Editorial Estadão
O plenário do Tribunal de Contas da União (TCU) tomou a correta decisão de bloquear os recursos do Pé-de-Meia por entender que o modelo de financiamento do programa do Ministério da Educação (MEC) viola o processo orçamentário. Em outras palavras: para tentar cumprir suas metas fiscais, o governo Lula da Silva tem custeado o Pé-de-Meia por meio de uma gambiarra financeira, à margem do devido escrutínio do Congresso.
Criado no ano passado, o Pé-de-Meia consiste na formação de uma poupança para os alunos do ensino médio da rede pública que sejam beneficiários do Cadastro Único para Programas Sociais. O objetivo do MEC é incentivar a permanência desses estudantes em sala de aula durante toda essa fase da aprendizagem. Comprovadas matrícula e frequência escolar, o aluno recebe um pagamento mensal de R$ 200. Ao final de cada ano letivo concluído, recebe mais R$ 1 mil de bônus, além de um adicional de R$ 200 por participação no Exame Nacional do Ensino Médio (Enem). Como se vê, é um programa de interesse público, razão pela qual o governo, se crê em seu valor, como se supõe, deveria ser o primeiro a lutar por sua inclusão no Orçamento, negociando no Congresso a priorização do Pé-de-Meia sobre outros gastos públicos.
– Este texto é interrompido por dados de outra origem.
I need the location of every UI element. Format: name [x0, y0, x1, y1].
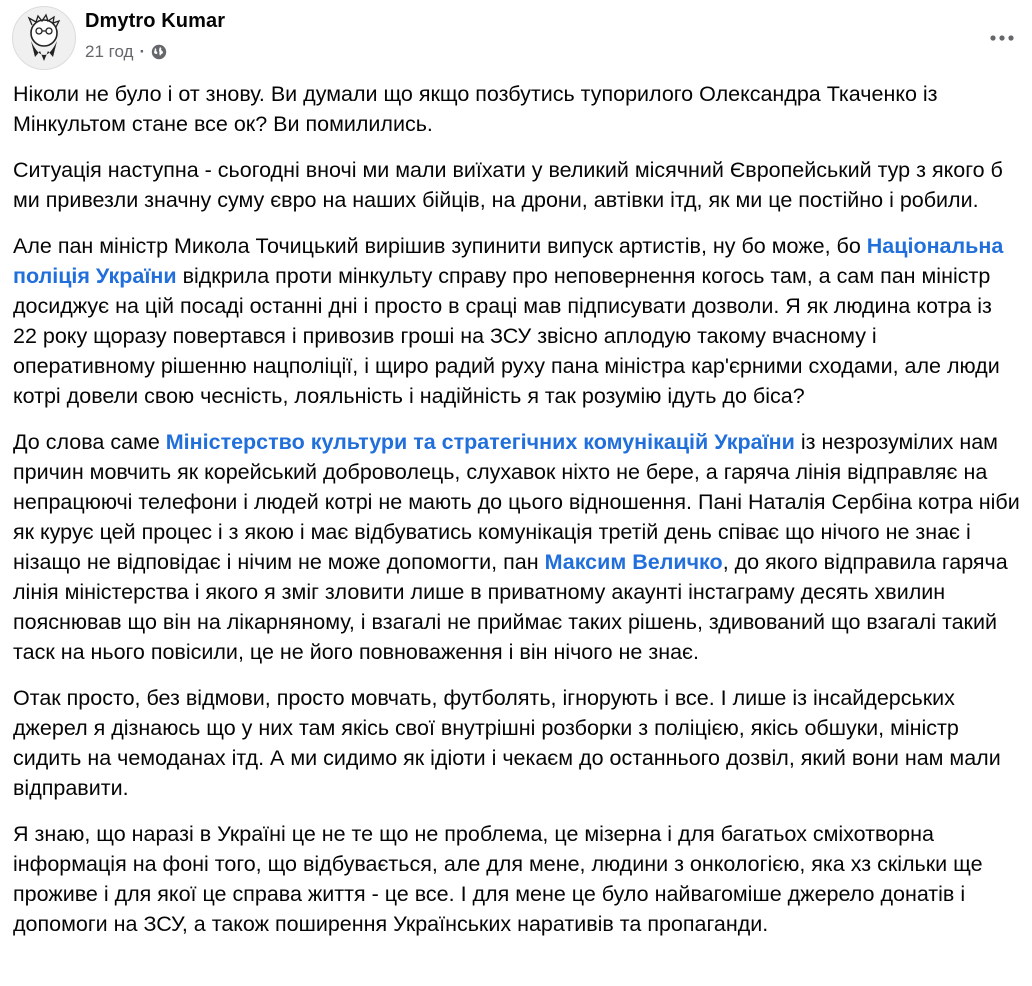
- post-time[interactable]: 21 год: [85, 42, 134, 61]
- paragraph-text: відкрила проти мінкульту справу про неповернення когось там, а сам пан міністр досиджує на цій посаді останні дні і просто в сраці мав підписувати дозволи. Я як людина котра із 22 року щоразу повертався і привозив гроші на ЗСУ звісно аплодую такому вчасному і оперативному рішенню нацполіції, і щиро радий руху пана міністра кар'єрними сходами, але люди котрі довели свою чесність, лояльність і надійність я так розумію ідуть до біса?: [13, 264, 1000, 408]
- paragraph-text: із незрозумілих нам причин мовчить як корейський доброволець, слухавок ніхто не бере, а гаряча лінія відправляє на непрацюючі телефони і людей котрі не мають до цього відношення. Пані Наталія Сербіна котра ніби як курує цей процес і з якою і має відбуватись комунікація третій день співає що нічого не знає і нізащо не відповідає і нічим не може допомогти, пан: [13, 430, 1020, 574]
- more-horizontal-icon: [990, 35, 1014, 41]
- paragraph-text: Але пан міністр Микола Точицький вирішив зупинити випуск артистів, ну бо може, бо: [13, 234, 867, 258]
- paragraph-text: Отак просто, без відмови, просто мовчать, футболять, ігнорують і все. І лише із інсайдерських джерел я дізнаюсь що у них там якісь свої внутрішні розборки з поліцією, якісь обшуки, міністр сидить на чемоданах ітд. А ми сидимо як ідіоти і чекаєм до останнього дозвіл, який вони нам мали відправити.: [13, 686, 1001, 800]
- paragraph-text: До слова саме: [13, 430, 166, 454]
- post-body: [13, 79, 1021, 955]
- avatar[interactable]: [12, 6, 76, 70]
- post-meta: [85, 42, 167, 62]
- paragraph-text: Я знаю, що наразі в Україні це не те що не проблема, це мізерна і для багатьох сміхотворна інформація на фоні того, що відбувається, але для мене, людини з онкологією, яка хз скільки ще проживе і для якої це справа життя - це все. І для мене це було найвагоміше джерело донатів і допомоги на ЗСУ, а також поширення Українських наративів та пропаганди.: [13, 822, 983, 936]
- author-name[interactable]: Dmytro Kumar: [85, 10, 226, 32]
- paragraph-text: Ніколи не було і от знову. Ви думали що якщо позбутись тупорилого Олександра Ткаченко із Мінкультом стане все ок? Ви помилились.: [13, 82, 938, 136]
- paragraph-4: [13, 427, 1021, 667]
- post-header: [12, 4, 1022, 68]
- paragraph-2: [13, 155, 1021, 215]
- mention-ministry-of-culture[interactable]: Міністерство культури та стратегічних комунікацій України: [165, 430, 795, 454]
- more-options-button[interactable]: [982, 24, 1022, 52]
- paragraph-3: [13, 231, 1021, 411]
- globe-icon[interactable]: [151, 44, 167, 60]
- mention-national-police[interactable]: Національна поліція України: [13, 234, 1004, 288]
- paragraph-6: [13, 819, 1021, 939]
- paragraph-text: Ситуація наступна - сьогодні вночі ми мали виїхати у великий місячний Європейський тур з якого б ми привезли значну суму євро на наших бійців, на дрони, автівки ітд, як ми це постійно і робили.: [13, 158, 1003, 212]
- paragraph-5: [13, 683, 1021, 803]
- mention-maksym-velychko[interactable]: Максим Величко: [544, 550, 723, 574]
- paragraph-text: , до якого відправила гаряча лінія міністерства і якого я зміг зловити лише в приватному акаунті інстаграму десять хвилин пояснював що він на лікарняному, і взагалі не приймає таких рішень, здивований що взагалі такий таск на нього повісили, це не його повноваження і він нічого не знає.: [13, 550, 1008, 664]
- paragraph-1: [13, 79, 1021, 139]
- meta-separator: ·: [139, 42, 146, 61]
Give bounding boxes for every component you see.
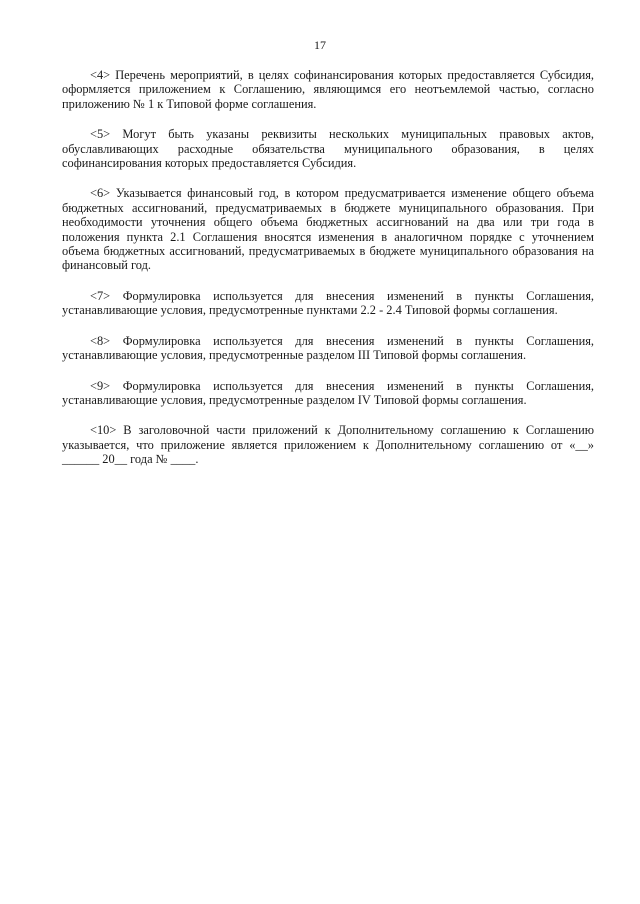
footnote-8: <8> Формулировка используется для внесения изменений в пункты Соглашения, устанавливающие условия, предусмотренные разделом III Типовой формы соглашения. [62,333,594,363]
footnote-10: <10> В заголовочной части приложений к Дополнительному соглашению к Соглашению указывается, что приложение является приложением к Дополнительному соглашению от «__» ______ 20__ года № ____. [62,423,594,467]
footnote-5: <5> Могут быть указаны реквизиты нескольких муниципальных правовых актов, обуславливающих расходные обязательства муниципального образования, в целях софинансирования которых предоставляется Субсидия. [62,127,594,171]
footnote-6: <6> Указывается финансовый год, в котором предусматривается изменение общего объема бюджетных ассигнований, предусматриваемых в бюджете муниципального образования. При необходимости уточнения общего объема бюджетных ассигнований на два или три года в положения пункта 2.1 Соглашения вносятся изменения в аналогичном порядке с уточнением объема бюджетных ассигнований, предусматриваемых в бюджете муниципального образования на финансовый год. [62,186,594,273]
page-number: 17 [314,38,326,52]
footnote-9: <9> Формулировка используется для внесения изменений в пункты Соглашения, устанавливающие условия, предусмотренные разделом IV Типовой формы соглашения. [62,378,594,407]
footnote-7: <7> Формулировка используется для внесения изменений в пункты Соглашения, устанавливающие условия, предусмотренные пунктами 2.2 - 2.4 Типовой формы соглашения. [62,288,594,318]
footnote-4: <4> Перечень мероприятий, в целях софинансирования которых предоставляется Субсидия, оформляется приложением к Соглашению, являющимся его неотъемлемой частью, согласно приложению № 1 к Типовой форме соглашения. [62,68,594,111]
footnotes-section [62,68,594,483]
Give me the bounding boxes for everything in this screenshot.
Instituído pela Lei no 14.818/24, o Pé-de-Meia tem sido financiado com recursos do Fundo de Custeio da Poupança de Incentivo à Permanência e Conclusão Escolar para Estudantes do Ensino Médio (Fipem), que por sua vez é composto por aportes administrados pela Caixa Econômica Federal, sendo os da União os mais vultosos. Em boa hora, o Ministério Público junto ao TCU advertiu que “a legislação que criou o programa permite à União transferir recursos a esse fundo, porém ela não permite que o pagamento dos incentivos aos estudantes com recursos depositados no Fipem se dê à margem do Orçamento”. O procurador Lucas Furtado ainda alertou que “essa prática está travestida de um fundo privado a fim de se manter tangente às regras das finanças públicas”, vale dizer, insubmissas ao controle republicano dos gastos do governo pelo Poder Legislativo.
Eis a essência da democracia. Recursos públicos, oriundos da tributação de cidadãos e empresas, devem ser destinados ao financiamento de políticas voltadas ao progresso humano, social e econômico de uma nação. Em suma, ao bem comum. O debate em torno de quais políticas atendem ou não a esse imperativo – e, portanto, são dignas dos recursos dos contribuintes – deve ser travado pela sociedade por meio de seus representantes eleitos, com absoluta transparência, espírito público e senso de prioridade, pois dinheiro não dá em árvore. Quando governos buscam meios exóticos para financiar suas ações, sem submetê-las a esse crivo republicano, acabam por mascarar o real estado dos gastos públicos e por abastardar a própria democracia representativa.
Em justiça ao atual governo, deve-se registrar que Lula da Silva não é o único que tem o cacoete de driblar o Orçamento quando lhe convém. Jair Bolsonaro fez letra morta de decisões judiciais definitivas ao dar calote no pagamento dos precatórios e furou o teto de gastos ao menos duas vezes em um ano para aumentar o pagamento do Auxílio Brasil e da ajuda financeira a caminhoneiros e taxistas, para citar apenas dois outros exemplos recentes de desrespeito gritante à peça orçamentária. Não é assim que se governa uma República democrática.
O TCU teve o cuidado de não se imiscuir no mérito do programa Pé-de-Meia, haja vista que a formulação de políticas públicas, evidentemente, é prerrogativa dos Poderes Executivo e Legislativo. Mas a Corte de Contas lançou luz sobre mais uma manobra sub-reptícia que, ao fim e ao cabo, rebaixa o Orçamento a uma burocracia qualquer. Se o governo Lula da Silva trata o cumprimento do Orçamento como mera formalidade que, a depender de suas conveniências, pode ser ignorada, alguém haveria de lembrá-lo do contrário. E que bom para o País que o TCU o tenha feito, resguardando não apenas a higidez das finanças públicas, como também a própria materialização da democracia consubstanciada na peça orçamentária.